All this is so far away now... I don't know if Jim is still alive – if anyone of the „Geese" is still alive. But I know that I'm going to die. The wounds don't cause me pain. Deadly ones never do.

I'm so tired! How much I would like to let myself fall into the nothingness, in this cold, lurking blackness...Wait a minute. Wasn't there something important...?

„Pip!" Her voice is shaking.

Poor little Seras! My sight is blurred, so I can see the blood on her pale cheeks only as indistinct shadows. My eyesight becomes extinct – forever this time. C'est ça. Looks like I'm done. „Seras... Drink..." She answers, but I don't understand her. The moaning and the screams of my dying men fill my ears, until this sounds get lost in an irregular, steadily increasing thunder, too. Is it my heart?

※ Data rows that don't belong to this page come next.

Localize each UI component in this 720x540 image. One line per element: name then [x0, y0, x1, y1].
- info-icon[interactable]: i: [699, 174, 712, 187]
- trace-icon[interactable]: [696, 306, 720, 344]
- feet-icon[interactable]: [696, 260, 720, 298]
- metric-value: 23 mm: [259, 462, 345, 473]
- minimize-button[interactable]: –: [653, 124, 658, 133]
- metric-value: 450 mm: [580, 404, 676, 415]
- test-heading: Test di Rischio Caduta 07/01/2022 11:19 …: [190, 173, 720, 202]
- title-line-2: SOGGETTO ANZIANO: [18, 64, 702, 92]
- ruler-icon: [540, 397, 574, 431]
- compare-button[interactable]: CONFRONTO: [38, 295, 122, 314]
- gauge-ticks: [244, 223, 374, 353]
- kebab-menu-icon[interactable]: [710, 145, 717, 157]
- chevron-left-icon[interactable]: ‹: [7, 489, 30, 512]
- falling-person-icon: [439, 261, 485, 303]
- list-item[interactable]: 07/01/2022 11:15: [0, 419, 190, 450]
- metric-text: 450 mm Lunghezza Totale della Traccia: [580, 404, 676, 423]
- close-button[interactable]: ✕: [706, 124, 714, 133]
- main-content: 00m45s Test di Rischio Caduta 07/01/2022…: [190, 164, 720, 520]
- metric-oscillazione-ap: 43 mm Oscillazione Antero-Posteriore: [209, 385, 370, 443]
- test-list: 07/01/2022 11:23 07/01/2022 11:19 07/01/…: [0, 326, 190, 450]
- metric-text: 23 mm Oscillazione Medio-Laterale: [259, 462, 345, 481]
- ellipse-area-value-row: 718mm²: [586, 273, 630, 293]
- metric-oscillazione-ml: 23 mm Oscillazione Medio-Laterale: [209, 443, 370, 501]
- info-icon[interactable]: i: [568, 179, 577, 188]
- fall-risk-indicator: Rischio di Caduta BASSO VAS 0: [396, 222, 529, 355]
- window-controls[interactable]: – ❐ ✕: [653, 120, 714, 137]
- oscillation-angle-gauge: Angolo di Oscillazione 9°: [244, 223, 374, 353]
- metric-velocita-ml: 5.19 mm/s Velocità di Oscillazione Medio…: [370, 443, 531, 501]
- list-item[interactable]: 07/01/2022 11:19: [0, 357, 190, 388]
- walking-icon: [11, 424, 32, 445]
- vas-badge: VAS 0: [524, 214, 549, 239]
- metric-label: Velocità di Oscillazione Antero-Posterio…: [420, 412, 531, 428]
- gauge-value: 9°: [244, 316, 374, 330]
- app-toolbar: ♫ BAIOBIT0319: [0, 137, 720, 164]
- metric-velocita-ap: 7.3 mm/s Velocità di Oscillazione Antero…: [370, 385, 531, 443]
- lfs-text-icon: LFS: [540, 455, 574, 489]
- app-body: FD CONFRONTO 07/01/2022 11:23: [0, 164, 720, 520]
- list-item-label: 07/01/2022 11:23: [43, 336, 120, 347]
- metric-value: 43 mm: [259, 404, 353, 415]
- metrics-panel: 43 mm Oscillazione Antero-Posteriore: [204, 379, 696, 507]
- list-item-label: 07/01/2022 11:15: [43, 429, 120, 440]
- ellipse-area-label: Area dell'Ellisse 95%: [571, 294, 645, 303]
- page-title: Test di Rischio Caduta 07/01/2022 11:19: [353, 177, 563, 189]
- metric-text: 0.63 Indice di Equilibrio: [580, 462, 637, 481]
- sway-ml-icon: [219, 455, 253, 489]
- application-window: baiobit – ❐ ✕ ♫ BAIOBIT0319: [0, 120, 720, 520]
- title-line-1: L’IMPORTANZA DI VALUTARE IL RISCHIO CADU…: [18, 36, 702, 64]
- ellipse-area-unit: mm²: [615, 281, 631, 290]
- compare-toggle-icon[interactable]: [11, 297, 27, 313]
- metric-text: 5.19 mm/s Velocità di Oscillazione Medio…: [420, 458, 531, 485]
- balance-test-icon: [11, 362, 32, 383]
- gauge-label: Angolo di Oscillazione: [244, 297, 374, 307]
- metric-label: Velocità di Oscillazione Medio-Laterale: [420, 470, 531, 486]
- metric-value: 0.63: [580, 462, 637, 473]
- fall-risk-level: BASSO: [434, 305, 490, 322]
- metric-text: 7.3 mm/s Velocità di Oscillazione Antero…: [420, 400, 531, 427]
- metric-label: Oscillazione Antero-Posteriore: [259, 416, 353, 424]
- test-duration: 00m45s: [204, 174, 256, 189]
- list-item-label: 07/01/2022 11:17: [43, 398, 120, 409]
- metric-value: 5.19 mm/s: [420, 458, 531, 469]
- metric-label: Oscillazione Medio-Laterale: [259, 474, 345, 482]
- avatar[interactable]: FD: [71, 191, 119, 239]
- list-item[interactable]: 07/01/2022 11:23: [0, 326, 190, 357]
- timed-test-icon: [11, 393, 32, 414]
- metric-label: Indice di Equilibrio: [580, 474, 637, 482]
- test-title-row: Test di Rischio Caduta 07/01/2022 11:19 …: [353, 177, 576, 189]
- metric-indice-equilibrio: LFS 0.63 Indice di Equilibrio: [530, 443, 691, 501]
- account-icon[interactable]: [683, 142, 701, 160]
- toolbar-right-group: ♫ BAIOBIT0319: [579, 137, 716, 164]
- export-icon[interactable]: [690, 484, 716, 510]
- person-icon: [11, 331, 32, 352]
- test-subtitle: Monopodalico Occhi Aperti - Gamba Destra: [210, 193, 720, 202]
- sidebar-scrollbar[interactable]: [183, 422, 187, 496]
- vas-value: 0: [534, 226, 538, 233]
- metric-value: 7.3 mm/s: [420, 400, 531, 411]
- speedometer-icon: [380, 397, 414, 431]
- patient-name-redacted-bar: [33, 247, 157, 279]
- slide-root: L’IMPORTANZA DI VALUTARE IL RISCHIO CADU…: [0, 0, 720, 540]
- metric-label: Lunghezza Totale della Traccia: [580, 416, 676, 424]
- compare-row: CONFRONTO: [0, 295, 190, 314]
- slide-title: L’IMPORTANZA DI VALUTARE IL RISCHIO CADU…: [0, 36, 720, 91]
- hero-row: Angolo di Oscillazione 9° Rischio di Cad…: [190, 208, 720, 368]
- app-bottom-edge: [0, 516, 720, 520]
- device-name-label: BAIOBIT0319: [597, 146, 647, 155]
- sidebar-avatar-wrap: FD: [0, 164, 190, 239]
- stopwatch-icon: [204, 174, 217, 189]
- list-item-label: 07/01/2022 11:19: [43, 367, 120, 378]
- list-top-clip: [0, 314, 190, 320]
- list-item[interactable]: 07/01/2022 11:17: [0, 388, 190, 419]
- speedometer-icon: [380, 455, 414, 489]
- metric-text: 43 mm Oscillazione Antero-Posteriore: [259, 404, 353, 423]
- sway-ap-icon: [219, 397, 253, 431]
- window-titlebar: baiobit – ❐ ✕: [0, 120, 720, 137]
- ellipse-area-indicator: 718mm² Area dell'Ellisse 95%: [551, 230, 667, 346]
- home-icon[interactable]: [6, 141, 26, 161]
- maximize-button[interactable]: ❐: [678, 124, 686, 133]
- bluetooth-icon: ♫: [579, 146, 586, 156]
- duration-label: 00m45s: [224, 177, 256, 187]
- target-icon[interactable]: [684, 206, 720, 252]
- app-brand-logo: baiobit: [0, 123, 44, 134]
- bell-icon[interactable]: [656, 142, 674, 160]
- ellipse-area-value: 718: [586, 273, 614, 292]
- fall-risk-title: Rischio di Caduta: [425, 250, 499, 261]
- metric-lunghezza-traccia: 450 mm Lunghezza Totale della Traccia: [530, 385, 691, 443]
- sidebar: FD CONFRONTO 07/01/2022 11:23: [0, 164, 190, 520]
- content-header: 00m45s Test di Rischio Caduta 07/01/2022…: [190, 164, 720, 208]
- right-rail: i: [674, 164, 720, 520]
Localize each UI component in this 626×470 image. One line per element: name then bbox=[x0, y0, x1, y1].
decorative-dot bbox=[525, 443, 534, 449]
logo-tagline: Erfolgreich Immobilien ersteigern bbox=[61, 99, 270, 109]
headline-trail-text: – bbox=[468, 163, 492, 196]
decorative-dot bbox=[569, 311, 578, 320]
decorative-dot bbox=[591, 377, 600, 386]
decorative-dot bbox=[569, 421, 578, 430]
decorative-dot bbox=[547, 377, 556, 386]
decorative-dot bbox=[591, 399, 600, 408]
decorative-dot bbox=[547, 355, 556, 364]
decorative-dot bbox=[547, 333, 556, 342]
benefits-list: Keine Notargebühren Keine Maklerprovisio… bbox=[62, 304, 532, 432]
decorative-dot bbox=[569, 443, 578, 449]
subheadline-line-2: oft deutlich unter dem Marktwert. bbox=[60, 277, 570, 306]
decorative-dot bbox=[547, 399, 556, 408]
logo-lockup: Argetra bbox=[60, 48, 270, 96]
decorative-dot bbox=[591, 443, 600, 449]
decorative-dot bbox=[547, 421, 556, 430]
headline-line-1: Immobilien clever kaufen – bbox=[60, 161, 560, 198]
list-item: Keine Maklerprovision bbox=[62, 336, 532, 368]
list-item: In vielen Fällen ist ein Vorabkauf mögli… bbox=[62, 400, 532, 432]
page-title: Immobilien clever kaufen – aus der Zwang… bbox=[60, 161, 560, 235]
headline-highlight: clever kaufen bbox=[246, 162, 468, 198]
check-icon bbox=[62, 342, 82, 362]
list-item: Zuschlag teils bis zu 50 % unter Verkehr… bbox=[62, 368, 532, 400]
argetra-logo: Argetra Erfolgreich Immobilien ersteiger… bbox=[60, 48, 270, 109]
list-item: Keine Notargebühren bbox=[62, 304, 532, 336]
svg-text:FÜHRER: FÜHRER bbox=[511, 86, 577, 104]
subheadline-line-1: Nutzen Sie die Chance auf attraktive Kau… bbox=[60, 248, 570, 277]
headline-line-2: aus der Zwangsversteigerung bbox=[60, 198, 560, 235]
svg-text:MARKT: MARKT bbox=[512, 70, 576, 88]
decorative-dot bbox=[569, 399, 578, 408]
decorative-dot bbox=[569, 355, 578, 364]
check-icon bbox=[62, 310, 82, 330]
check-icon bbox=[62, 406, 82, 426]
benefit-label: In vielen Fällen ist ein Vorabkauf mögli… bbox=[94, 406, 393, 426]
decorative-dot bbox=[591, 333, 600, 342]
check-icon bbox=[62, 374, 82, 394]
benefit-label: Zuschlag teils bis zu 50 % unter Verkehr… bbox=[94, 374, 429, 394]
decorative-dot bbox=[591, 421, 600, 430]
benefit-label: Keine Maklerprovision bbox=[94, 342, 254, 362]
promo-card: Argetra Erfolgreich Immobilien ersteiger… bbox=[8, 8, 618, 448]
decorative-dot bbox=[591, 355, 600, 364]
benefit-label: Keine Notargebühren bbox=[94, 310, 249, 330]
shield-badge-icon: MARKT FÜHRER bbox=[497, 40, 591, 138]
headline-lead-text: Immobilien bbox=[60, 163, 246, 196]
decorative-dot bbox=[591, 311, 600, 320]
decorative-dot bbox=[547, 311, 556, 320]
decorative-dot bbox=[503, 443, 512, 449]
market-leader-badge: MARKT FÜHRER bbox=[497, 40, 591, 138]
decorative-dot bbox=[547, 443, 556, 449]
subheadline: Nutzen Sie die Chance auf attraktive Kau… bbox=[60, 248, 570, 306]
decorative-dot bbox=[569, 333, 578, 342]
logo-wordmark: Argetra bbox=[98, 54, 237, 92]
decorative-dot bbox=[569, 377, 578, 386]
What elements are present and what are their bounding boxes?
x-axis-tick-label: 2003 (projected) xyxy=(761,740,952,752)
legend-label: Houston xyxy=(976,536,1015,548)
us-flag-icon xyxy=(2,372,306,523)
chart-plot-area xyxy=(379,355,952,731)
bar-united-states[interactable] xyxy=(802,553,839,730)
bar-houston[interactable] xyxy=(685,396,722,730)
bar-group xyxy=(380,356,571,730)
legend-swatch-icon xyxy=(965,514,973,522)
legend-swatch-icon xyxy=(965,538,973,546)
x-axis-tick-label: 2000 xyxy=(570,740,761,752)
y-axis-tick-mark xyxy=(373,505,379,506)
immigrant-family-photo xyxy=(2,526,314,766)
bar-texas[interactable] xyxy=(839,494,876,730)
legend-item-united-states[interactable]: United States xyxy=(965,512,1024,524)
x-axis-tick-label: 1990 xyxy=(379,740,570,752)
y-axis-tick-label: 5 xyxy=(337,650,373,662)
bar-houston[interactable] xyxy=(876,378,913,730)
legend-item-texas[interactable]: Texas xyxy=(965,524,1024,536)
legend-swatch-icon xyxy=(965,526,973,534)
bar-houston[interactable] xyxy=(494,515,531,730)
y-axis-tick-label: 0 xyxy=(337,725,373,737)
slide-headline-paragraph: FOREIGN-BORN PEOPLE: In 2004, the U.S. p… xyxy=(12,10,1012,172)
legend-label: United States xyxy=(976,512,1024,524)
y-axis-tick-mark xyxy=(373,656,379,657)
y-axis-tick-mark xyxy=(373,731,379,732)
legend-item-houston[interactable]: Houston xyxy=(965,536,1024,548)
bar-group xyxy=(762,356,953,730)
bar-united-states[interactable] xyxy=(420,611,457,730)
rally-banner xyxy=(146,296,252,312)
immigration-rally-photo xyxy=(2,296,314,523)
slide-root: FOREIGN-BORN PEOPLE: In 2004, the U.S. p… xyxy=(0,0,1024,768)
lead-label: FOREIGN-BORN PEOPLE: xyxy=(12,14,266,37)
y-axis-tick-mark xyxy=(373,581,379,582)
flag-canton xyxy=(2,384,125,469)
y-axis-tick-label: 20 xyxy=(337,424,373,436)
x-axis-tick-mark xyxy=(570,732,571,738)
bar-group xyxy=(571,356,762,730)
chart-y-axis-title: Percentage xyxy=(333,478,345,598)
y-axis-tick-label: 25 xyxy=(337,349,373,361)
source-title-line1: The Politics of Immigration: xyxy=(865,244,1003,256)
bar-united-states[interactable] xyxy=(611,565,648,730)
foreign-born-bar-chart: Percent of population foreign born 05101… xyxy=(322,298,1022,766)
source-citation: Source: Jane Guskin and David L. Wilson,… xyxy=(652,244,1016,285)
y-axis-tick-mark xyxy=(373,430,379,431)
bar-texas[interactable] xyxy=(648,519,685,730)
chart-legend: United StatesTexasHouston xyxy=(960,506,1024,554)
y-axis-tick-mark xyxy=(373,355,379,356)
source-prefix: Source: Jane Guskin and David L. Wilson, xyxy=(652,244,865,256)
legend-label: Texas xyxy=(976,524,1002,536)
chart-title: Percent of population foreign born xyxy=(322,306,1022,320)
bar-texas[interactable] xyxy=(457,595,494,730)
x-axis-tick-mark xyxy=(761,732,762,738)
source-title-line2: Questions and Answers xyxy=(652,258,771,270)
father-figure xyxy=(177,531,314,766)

Panic rises within me; for a moment, I'm in Uganda again. I don't want to die...

Cold lips meet my feverish hot ones, and a gentle voice whispers tender words to me. Something touches my neck. It tickles... A silent laugh escapes from my chest. If this is death, I was a fool to fear it.

„Pip." Again, I hear her voice, this time inside my head.

„Seras." Smiling, I become one with the darkness, her warm, soothing darkness that welcomes me like a comforting embrace. This time, I'm not afraid.